Sabato 2 agosto 2008
Simmel, uno dei miei sociologi preferiti, diceva che si comincia ad esistere agli occhi dell’altro solo quando guardiamo; ovvero, esistiamo non quando e non solo se lo sguardo altrui ci raggiunge (quando cioè siamo visibili, visti, guardati), ma quando lo sguardo altrui è ricambiato e validato dal nostro, nella reciprocità.
In verità lui dice che “The eye cannot take unless at the same time it gives...In the same act in which the observer seeks to know the observed, he surrenders himself to be understood by the observed”, ovvero non si può guardare senza non essere visti; o, per la reciprocità, non si è visti che nel momento in cui si guarda, si ricambia lo sguardo.
Io sono una persona aperta, che guarda tutto, che gira la testa, che guarda le facce di chi mi sta intorno. Se sono circondata da uomini, certo mi viene da esplorarne il viso. Nulla di più inappropriato qui, perché è un gesto che trasmette automaticamente disponibilità.
Lo sguardo di un uomo non si ricambia, non si deve incrociare.
Quando cammino per la strada, e mi sento tutti gli occhi addosso, devo cercare di resistere alla tentazione di guardare. Per me è molto difficile perciò camminare a testa bassa, guardando in terra. Mi sento di implodere, di annullare la mia esistenza. Di scomparire.
Scomparire, questo è quello che queste donne vogliono. Annullare la loro presenza sociale, nascondendosi dentro vestiti a sacco e a un enorme velo nero, integrale, che a volte copre persino gli occhi. Quanto darei per averne uno e annullarmi…

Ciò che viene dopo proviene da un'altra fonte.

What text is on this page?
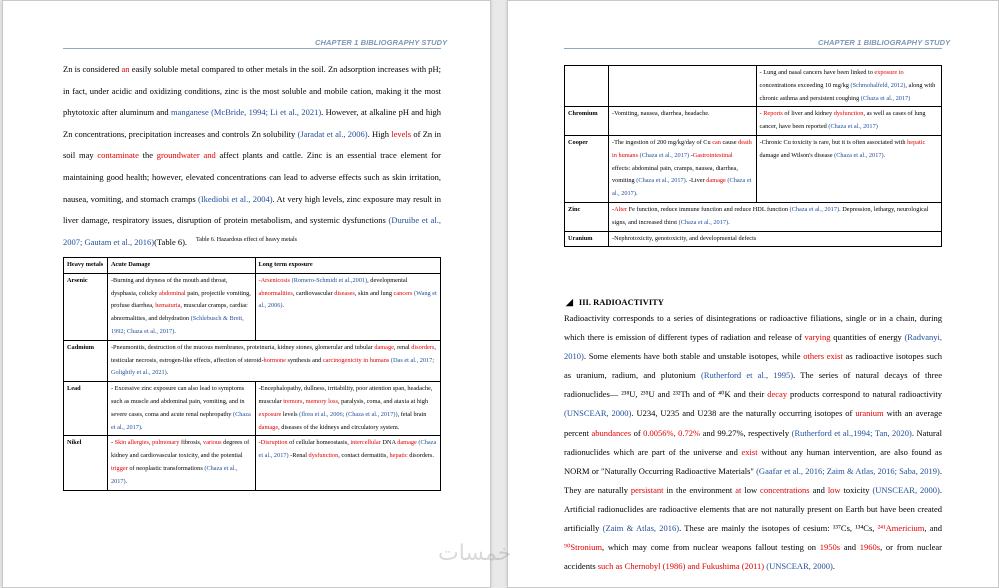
CHAPTER 1 BIBLIOGRAPHY STUDY
Zn is considered an easily soluble metal compared to other metals in the soil. Zn adsorption increases with pH; in fact, under acidic and oxidizing conditions, zinc is the most soluble and mobile cation, making it the most phytotoxic after aluminum and manganese (McBride, 1994; Li et al., 2021). However, at alkaline pH and high Zn concentrations, precipitation increases and controls Zn solubility (Jaradat et al., 2006). High levels of Zn in soil may contaminate the groundwater and affect plants and cattle. Zinc is an essential trace element for maintaining good health; however, elevated concentrations can lead to adverse effects such as skin irritation, nausea, vomiting, and stomach cramps (Ikediobi et al., 2004). At very high levels, zinc exposure may result in liver damage, respiratory issues, disruption of protein metabolism, and systemic dysfunctions (Duruibe et al., 2007; Gautam et al., 2016)(Table 6).	Table 6. Hazardous effect of heavy metals
Heavy metals	Acute Damage	Long term exposure
Arsenic	-Burning and dryness of the mouth and throat, dysphasia, colicky abdominal pain, projectile vomiting, profuse diarrhea, hematuria, muscular cramps, cardiac abnormalities, and dehydration (Schlebusch & Breit, 1992; Chaza et al., 2017).	-Arsenicosis (Romero-Schmidt et al.,2001), developmental abnormalities, cardiovascular diseases, skin and lung cancers (Wang et al., 2006).
Cadmium	-Pneumonitis, destruction of the mucous membranes, proteinuria, kidney stones, glomerular and tubular damage, renal disorders, testicular necrosis, estrogen-like effects, affection of steroid-hormone synthesis and carcinogenicity in humans (Das et al., 2017; Golightly et al., 2021).	
Lead	- Excessive zinc exposure can also lead to symptoms such as muscle and abdominal pain, vomiting, and in severe cases, coma and acute renal nephropathy (Chaza et al., 2017).	-Encephalopathy, dullness, irritability, poor attention span, headache, muscular tremors, memory loss, paralysis, coma, and ataxia at high exposure levels (flora et al., 2006; (Chaza et al., 2017)), fetal brain damage, diseases of the kidneys and circulatory system.
Nikel	- Skin allergies, pulmonary fibrosis, various degrees of kidney and cardiovascular toxicity, and the potential trigger of neoplastic transformations (Chaza et al., 2017).	-Disruption of cellular homeostasis, intercellular DNA damage (Chaza et al., 2017) -Renal dysfunction, contact dermatitis, hepatic disorders.
CHAPTER 1 BIBLIOGRAPHY STUDY
		- Lung and nasal cancers have been linked to exposure to concentrations exceeding 10 mg/kg (Schmohalfeld, 2012), along with chronic asthma and persistent coughing (Chaza et al., 2017)
Chromium	-Vomiting, nausea, diarrhea, headache.	- Reports of liver and kidney dysfunction, as well as cases of lung cancer, have been reported (Chaza et al., 2017)
Cooper	-The ingestion of 200 mg/kg/day of Cu can cause death in humans (Chaza et al., 2017) -Gastrointestinal effects: abdominal pain, cramps, nausea, diarrhea, vomiting (Chaza et al., 2017). -Liver damage (Chaza et al., 2017).	-Chronic Cu toxicity is rare, but it is often associated with hepatic damage and Wilson's disease (Chaza et al., 2017).
Zinc	-Alter Fe function, reduce immune function and reduce HDL function (Chaza et al., 2017). Depression, lethargy, neurological signs, and increased thirst (Chaza et al., 2017).	
Uranium	-Nephrotoxicity, genotoxicity, and developmental defects	
◢ III. RADIOACTIVITY
Radioactivity corresponds to a series of disintegrations or radioactive filiations, single or in a chain, during which there is emission of different types of radiation and release of varying quantities of energy (Radvanyi, 2010). Some elements have both stable and unstable isotopes, while others exist as radioactive isotopes such as uranium, radium, and plutonium (Rutherford et al., 1995). The series of natural decays of three radionuclides— ²³⁸U, ²³⁵U and ²³²Th and of ⁴⁰K and their decay products correspond to natural radioactivity (UNSCEAR, 2000). U234, U235 and U238 are the naturally occurring isotopes of uranium with an average percent abundances of 0.0056%, 0.72% and 99.27%, respectively (Rutherford et al.,1994; Tan, 2020). Natural radionuclides which are part of the universe and exist without any human intervention, are also found as NORM or "Naturally Occurring Radioactive Materials" (Gaafar et al., 2016; Zaim & Atlas, 2016; Saba, 2019). They are naturally persistant in the environment at low concentrations and low toxicity (UNSCEAR, 2000). Artificial radionuclides are radioactive elements that are not naturally present on Earth but have been created artificially (Zaim & Atlas, 2016). These are mainly the isotopes of cesium: ¹³⁷Cs, ¹³⁴Cs, ²⁴¹Americium, and ⁹⁰Stronium, which may come from nuclear weapons fallout testing on 1950s and 1960s, or from nuclear accidents such as Chernobyl (1986) and Fukushima (2011) (UNSCEAR, 2000).
خمسات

Ma io non posso. Qui il velo non è obbligatorio e loro sanno benissimo che non fa parte della nostra cultura, e non ci giudicano per questo. E allora che penserebbero di una donna occidentale che se lo mette? Sarebbe una cosa senza senso alcuno, quasi un’offesa, equivalente a dire loro che non sono abbastanza civilizzati da accettare le differenze culturali. Una donna occidentale al Cairo col velo è semplicemente ridicola. Alcune turiste lo fanno, e tutti convengono sul fatto che sono ridicole.
E allora ho trovato anche io un modo per non dover camminare a testa bassa, cosa a cui non sono abituata e che mi umilia; per guardare ma non essere vista mentre guardo. Gli occhiali da sole!
Con quelli riesco a camminare a testa alta senza sembrare sfacciata. Riesco a vedere gli occhi di chi mi guarda, senza in realtà validare il loro sguardo, che resta perciò sospeso nel vuoto, e non brilla di quel disgustoso e insolente fremito di desiderio quando si accorge di incrociare il mio.
***
Ho comprato una gonna lunga nera, doppio strato. Un po’ bombata tanto per non sembrare una scopa. Di quelle che si sono viste solo nella foto in bianco e nero della tua bisnonna.
Non mi è mai piaciuto come mi stanno le gonne lunghe e non le ho mai portate, ma qui lentamente mi sto adattando a forza di vederle in giro. E poi mi permettono di sentirmi un po’ femminile, non ne posso più di pantaloni lunghi e maglie lunghe che coprono il culo…
Non riesco più a sentire il mio corpo, ad accettarne la sensualità. Ne ho bisogno, mi manca, mi sento mutilata, ma non posso darle voce, devo solo occuparmi a scomparire.
Ahmed è l'unico momento di respiro in cui possa ricordarmi di essere donna. Ed è così, nel privato, che le donne arabe riservano la loro femminilità solo per i loro uomini.